Comment va lise? témoignage de Catherine Vidal psychologue EN, membre de CoSE suite
Bilan des 4 années d’arrêt des écrans et du suivi psychologique
Rappelez-vous, en septembre 2020, Lise avait un comportement similaire à celui d’un enfant TSA lorsqu’elle était rentrée en petite section de maternelle : elle ne rentrait pas en communication avec les autres enfants, ni avec les adultes, elle ne soutenait pas le regard et semblait ne pas écouter quand on lui parlait (elle semblait être dans sa bulle). Elle répépait la fin des phrases qu’elle entendait (écholalie) et des mots d’anglais comme “yellow, yellow” qu’elle répétait joyeusement sans raison apparente.

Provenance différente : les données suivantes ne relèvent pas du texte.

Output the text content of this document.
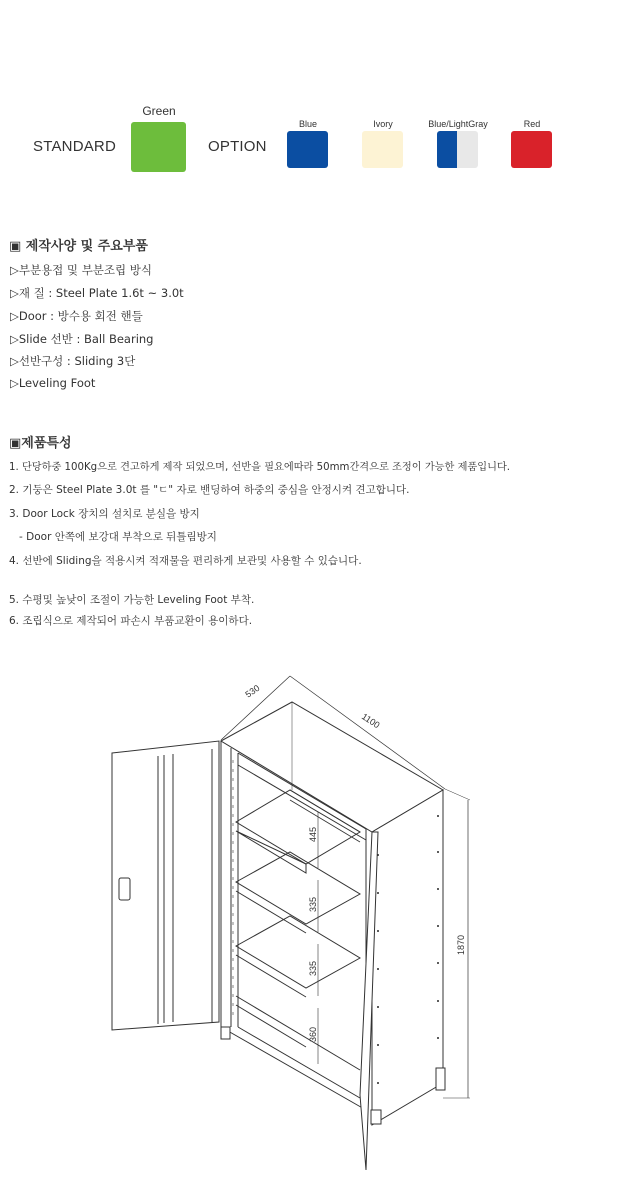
STANDARD
Green
OPTION
Blue	Ivory	Blue/LightGray	Red
▣ 제작사양 및 주요부품
▷부분용접 및 부분조립 방식
▷재 질 : Steel Plate 1.6t ~ 3.0t
▷Door : 방수용 회전 핸들
▷Slide 선반 : Ball Bearing
▷선반구성 : Sliding 3단
▷Leveling Foot
▣제품특성
1. 단당하중 100Kg으로 견고하게 제작 되었으며, 선반을 필요에따라 50mm간격으로 조정이 가능한 제품입니다.
2. 기둥은 Steel Plate 3.0t 를 "ㄷ" 자로 밴딩하여 하중의 중심을 안정시켜 견고합니다.
3. Door Lock 장치의 설치로 분실을 방지
- Door 안쪽에 보강대 부착으로 뒤틀림방지
4. 선반에 Sliding을 적용시켜 적재물을 편리하게 보관및 사용할 수 있습니다.
5. 수평및 높낮이 조절이 가능한 Leveling Foot 부착.
6. 조립식으로 제작되어 파손시 부품교환이 용이하다.
530
1100
1870
445
335
335
360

Elle riait, parlait et chantait toute seule, Ses réactions étaient exacerbées à la moindre frustration (colères, pleurs…).
L’histoire de Lise: Témoignage de la maman et de la psychologue de l’école: 3 années d’observation cliquer ici
par CoSE le 16 juin 2023
L’adaptation au milieu scolaire étant très compliqué, l’enseignante avait conseillé dès la fin du premier mois d’école de prendre rendez-vous avec la psychologue de l’école.
Lors du premier entretien, la psychologue interrogeant la maman sur l’environnement de l’enfant dès sa naissance, met en évidence une surexposition précoce et excessive aux écrans (dès ses 5 mois, plus de 4 heures par jour puis toute la journée d’éveil de l’enfant).
L’hypothèse qu’un syndrome EPEE (Exposition Précoce et Excessive aux Ecrans) soit à l’origine des troubles est tout de suite évoqué et la suppression totale et immédiate des écrans est conseillée à la maman qui comprend et adhère à la proposition. A la place des écrans, Lise sera désormais stimulée par des interactions humaines, des jeux, des promenades…
Durant 4 années, Lise sera suivie par la psychologue de l’école pour réajuster la guidance parentale, elle sera évaluée trois fois par des tests psychométriques (WPPSI-4 et WISC-V) et sera aidée aussi par le RASED.
Dès l’arrêt complet des écrans, son comportement devient plus gérable à l’école et le syndrome pouvant faire penser à un TSA s’amenuise.
Questionnaire Q-CHAT utilisé à 3 reprises pour évaluer les troubles de Lise
Résultats du test psychométrique WPPSI-4
WPPSI-4 | JUIN 2021 4 ans 1 mois | MARS 2023 5 ans 10 mois | Différence / résultats 2021 / 2023 |
Compréhension verbale | déficitaire | normale | + 26 points |
Visuospatial | déficitaire | limite | + 8 points |
Raisonnement fluide | limite | limite | + 3 points |
Mémoire de travail | déficitaire | normale | + 40 points |
Vitesse de travail | déficitaire | déficitaire | + 12 points |
QIT | déficitaire | normal-faible | + 24 points |
Ces 2 évaluations psychométriques à 4,1 ans et 5,10 ans montrent que Lise a évolué positivement sur le plan cognitif :
A 4 ans, elle ne comprenait pas les questions posées et ne pouvait pas résoudre de problème de son âge. Son QIT était déficitaire de manière homogène. On relevait la persistance d’écholalie.
A 5 ans et 10 mois, certains secteurs du développement cognitif commençaient à évoluer : la compréhension verbale devenait normale mais le raisonnement visuospatial et le raisonnement fluide restaient en deçà de ce qui était attendu à son âge. La mémoire de travail était dans la norme mais la vitesse du traitement restait déficitaire.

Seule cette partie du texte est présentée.